Changing Quay.io’s MySQL database to Postgres and surviving
Here in this blog, we are going to learn about Changing Quay.io’s MySQL database to Postgres and surviving.
Context
When it launched in 2013, Quay.io became the first private container registry online. Since we were still a small startup, our architecture at the time was designed for larger scale and simpler operations. Quay.io was eventually integrated into CoreOS and then Red Hat during the ensuing years. Due to the expansion of our team, Quay.io now hosts tens of petabytes of container images every month and serves as the primary interface for a large number of enterprise clients, including Red Hat’s whole container catalog.
Even though our city has grown in importance and traffic volume, our architecture has stayed mostly true to the original plan. Although we have transitioned from standalone virtual machines (VMs) to a managed Red Hat OpenShift cluster, the initial Relational Database Service (RDS) database remains operational since our initial go live.
A vital component of Quay.io is its database. Our primary responsibility as a container registry is to securely store customer images and make them accessible when needed. From an architectural standpoint, this entails storing image layer blobs in S3 storage and using our database to maintain track of which blobs are associated with which customer image. We would experience a catastrophic event if our database were ever lost.
Additionally, MySQL 5.7, which is getting older and soon to reach its end of life, was what we were using. We kept vertically scaling our database as traffic volumes increased until we reached the maximum capacity on AWS. Our database had grown to be a significant architectural vulnerability, so we set out to replace it with a more contemporary system. This would offer us much more options in terms of architecture and durability for our important data.
After considering our options, we decided to switch the databases over to Aurora Postgres. Since Postgres is used by almost all Red Hat customers running Quay on-premises, we are familiar with and have tested this database extensively. Since Quay.io is hosted on AWS, we decided to stick with the AWS platform and went with Aurora. We were excited to investigate the many architectural and operational advantages that Aurora offers over a dedicated RDS instance.

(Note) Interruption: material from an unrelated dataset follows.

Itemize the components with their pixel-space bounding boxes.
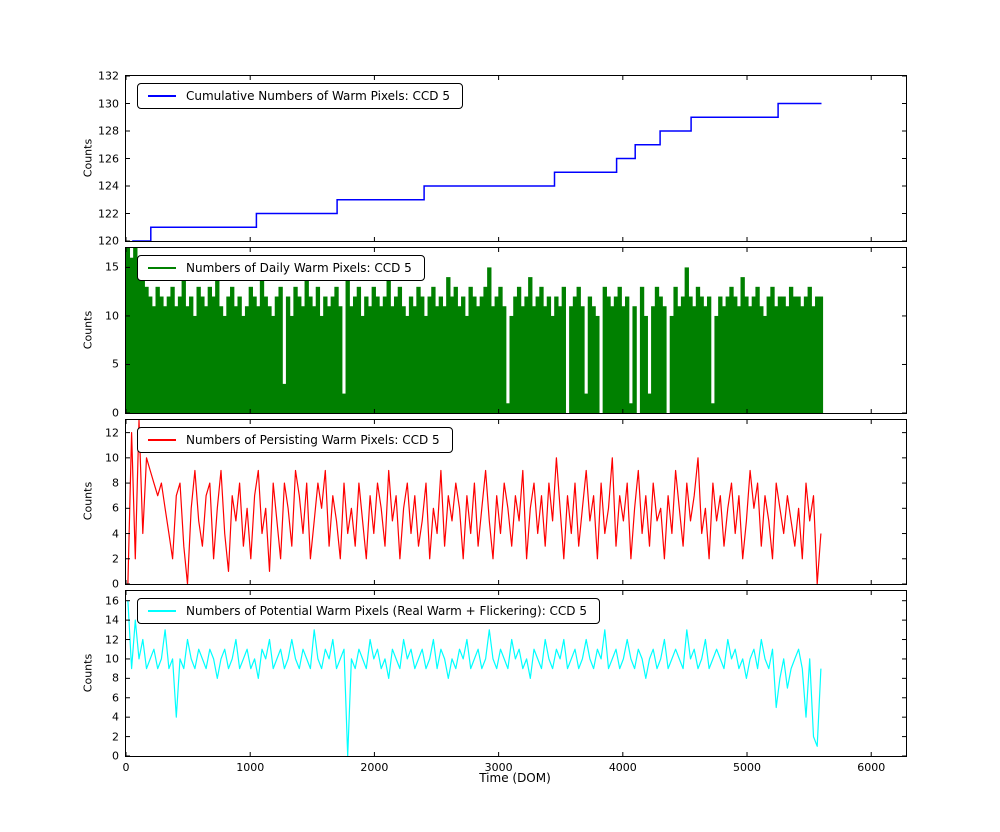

Condition of Quay.io before migration
It was evident by the middle of 2023 that our migration would eventually become essential. Although Quay’s code has always been rather connection-hungry, this hasn’t usually been a problem. Quay.io has an intentionally minimalistic design consisting of a series of stateless OpenShift pods that are connected to a database (or Redis cache). We’ve optimized to place as few hops as possible between an image pull event and the database because the majority of our traffic patterns involve reads. An extensive network of worker processes runs inside a Quay pod, managing the registry itself, the web user interface, and asynchronous functions like garbage collection and coordinating security scans with Clair. Our original pre-OpenShift architecture serves as the foundation for this design.
Quay.io could support up to 9K connections on a typical day and, depending on traffic volumes, even up to 10K connections at times.
As more people have begun using Quay.io over the past few years, traffic on the website has gradually increased. Red Hat is currently using Quay.io to serve all of the images in its product catalog, which has led to an increasing number of steady-state connections. Everything was surviving operating smoothly on a massive MySQL instance that we were using. Until they weren’t, that is. This could become problematic if we experienced a prolonged period of high traffic or if our read IOPS started to increase excessively. It would be challenging for the worker processes inside the Quay pods to establish connections. They would then restart, requesting even more connections, until finally there was such a massive influx of requests that our RDS instance would crash.
The connection graph from the November 8, 2023, outage is displayed here. Up until a little traffic spike that results in a connection storm and eventual outage, everything is going smoothly. Obviously, this needed to be fixed.
Database migration
We chose to use AWS Data Migration Service (DMS) to manage the actual database migration. Many of the minor details involved in switching from MySQL to Postgres would be resolved by doing this. Over the course of a few days, we would use DMS to create a brand-new Postgres database and then use DMS to maintain it in sync with MySQL until the migration surviving event was scheduled.
To maintain consistency of the databases while we restarted our Pods against the new database, the migration process would involve putting Quay.io into read-only mode. In the unlikely event that we had to revert for any reason, we could then enable writes again and reverse the DMS synchronization to capture Postgres changes back to MySQL.